Il codice del lupo
Quello che non dicevamo ad alta voce ma che sapevamo già di essere.
C’è qualcosa che non torna quando parliamo dei lupi.
Ci hanno insegnato a temerli, a considerarli solitari, pericolosi, imprevedibili.
Ma il lupo non è questo o, almeno, non è solo questo.
Il lupo è una delle forme più evolute di equilibrio tra indipendenza e appartenenza.
E forse è proprio questo che ci mette a disagio: ci costringe a guardarci dentro.
“Ho sempre amato i lupi, animali meravigliosi, selvatici e pieni di valori.”
Quando ero alle superiori, io e la mia socia avevamo un quaderno, non uno qualsiasi, era il nostro spazio segreto.
Un luogo dove finivano tutte le cose che non ci potevamo dire durante le ore di lezione, parole trattenute, emozioni acerbe, pensieri che avevano bisogno di uscire ma non ancora pronti ad essere esposti.
Scrivevamo tutto, senza filtri e poi, al cambio dell’ora, ce lo passavamo.
Dentro quel quaderno c’era la vita prima della vita: episodi, risate, le prime cotte, i momenti fuori da scuola che sapevano di libertà, i sogni, quelli grandi, quelli ingenui, quelli veri.

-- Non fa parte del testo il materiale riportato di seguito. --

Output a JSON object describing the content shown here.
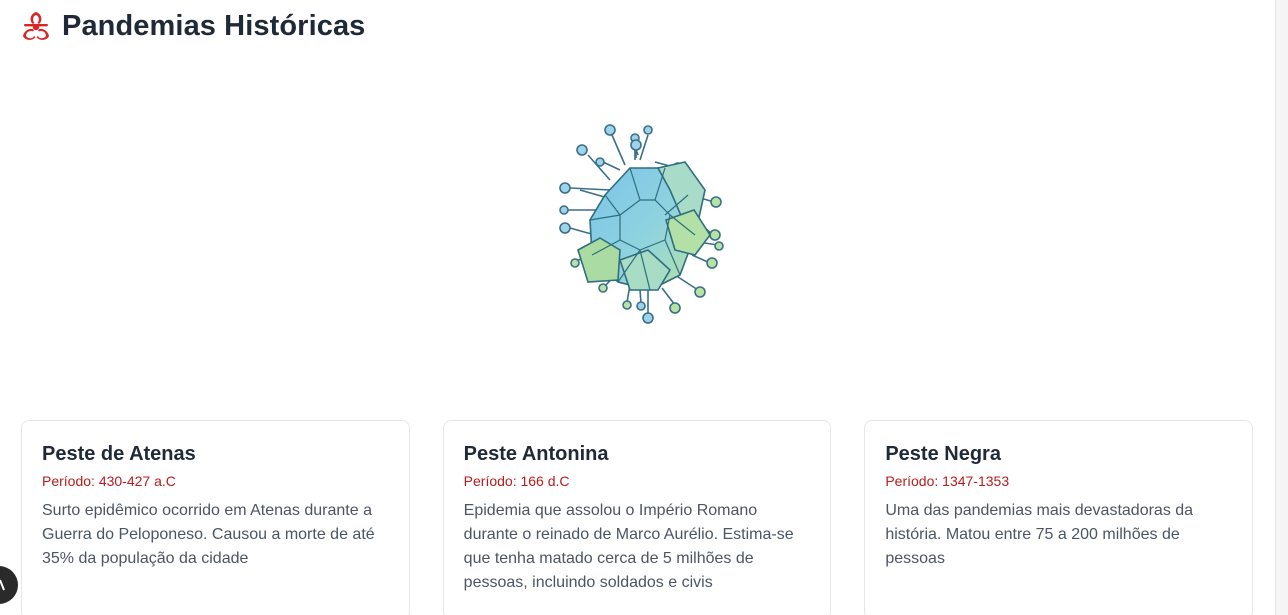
{
  "header": {
    "title": "Pandemias Históricas",
    "icon": "biohazard-icon"
  },
  "cards": [
    {
      "title": "Peste de Atenas",
      "period": "Período: 430-427 a.C",
      "description": "Surto epidêmico ocorrido em Atenas durante a Guerra do Peloponeso. Causou a morte de até 35% da população da cidade"
    },
    {
      "title": "Peste Antonina",
      "period": "Período: 166 d.C",
      "description": "Epidemia que assolou o Império Romano durante o reinado de Marco Aurélio. Estima-se que tenha matado cerca de 5 milhões de pessoas, incluindo soldados e civis"
    },
    {
      "title": "Peste Negra",
      "period": "Período: 1347-1353",
      "description": "Uma das pandemias mais devastadoras da história. Matou entre 75 a 200 milhões de pessoas"
    }
  ],
  "colors": {
    "accent": "#dc2626",
    "period": "#b91c1c",
    "virus_blue": "#8ecfe6",
    "virus_green": "#a8dca0"
  }
}
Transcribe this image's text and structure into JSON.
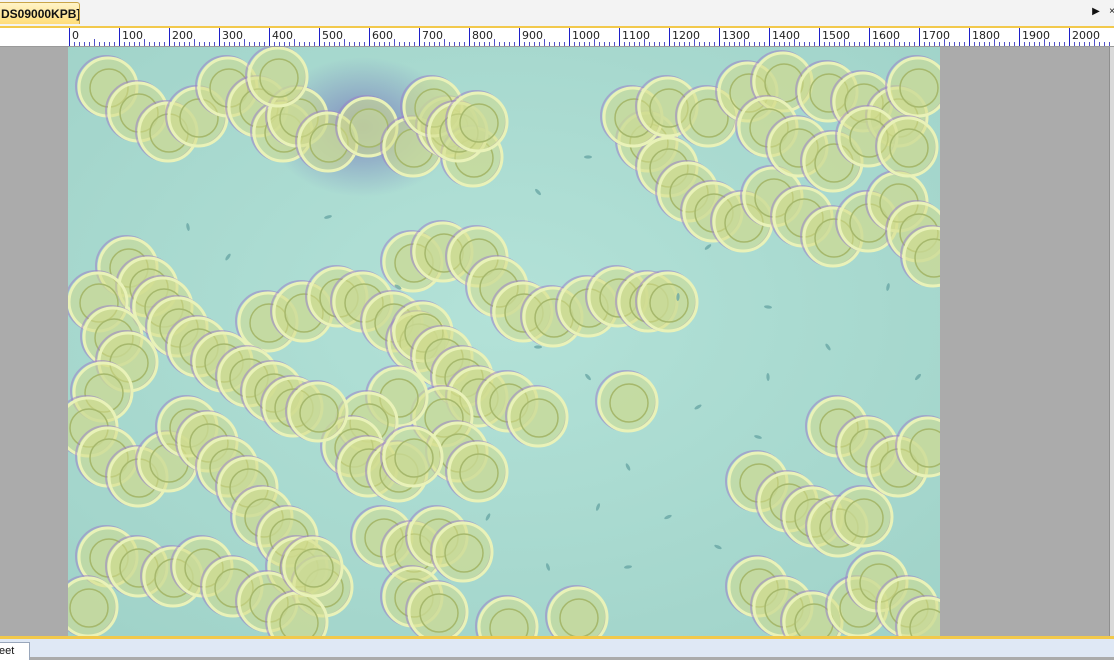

E la mia cotta, sul quel quaderno, aveva un nome in codice: Lupo
Se quel quaderno fosse finito nelle mani sbagliate, eravamo al sicuro, privacy garantita, possiamo dire che ci siamo allineate alle attuali norme vigenti su questo tema già in tenera età.
Ma oggi, ripensando a quel ricordo, mi accorgo che non era solo protezione, era già una forma di consapevolezza perché scegliamo sempre simboli che ci rappresentano, anche quando non lo sappiamo.
Il lupo non è una scelta casuale.
Il lupo è presenza silenziosa, non ha bisogno di fare rumore per esistere, è lealtà profonda. Il branco non è un gruppo qualsiasi: è struttura, è fiducia, è responsabilità reciproca.
È istinto che non tradisce, non si scollega da sé per piacere agli altri e soprattutto, il lupo ha una caratteristica che spesso dimentichiamo: sa stare e sa andarsene.
Questa è una delle lezioni più difficili da integrare nella vita adulta.
Perché nessuno ci insegna davvero a riconoscere il momento giusto.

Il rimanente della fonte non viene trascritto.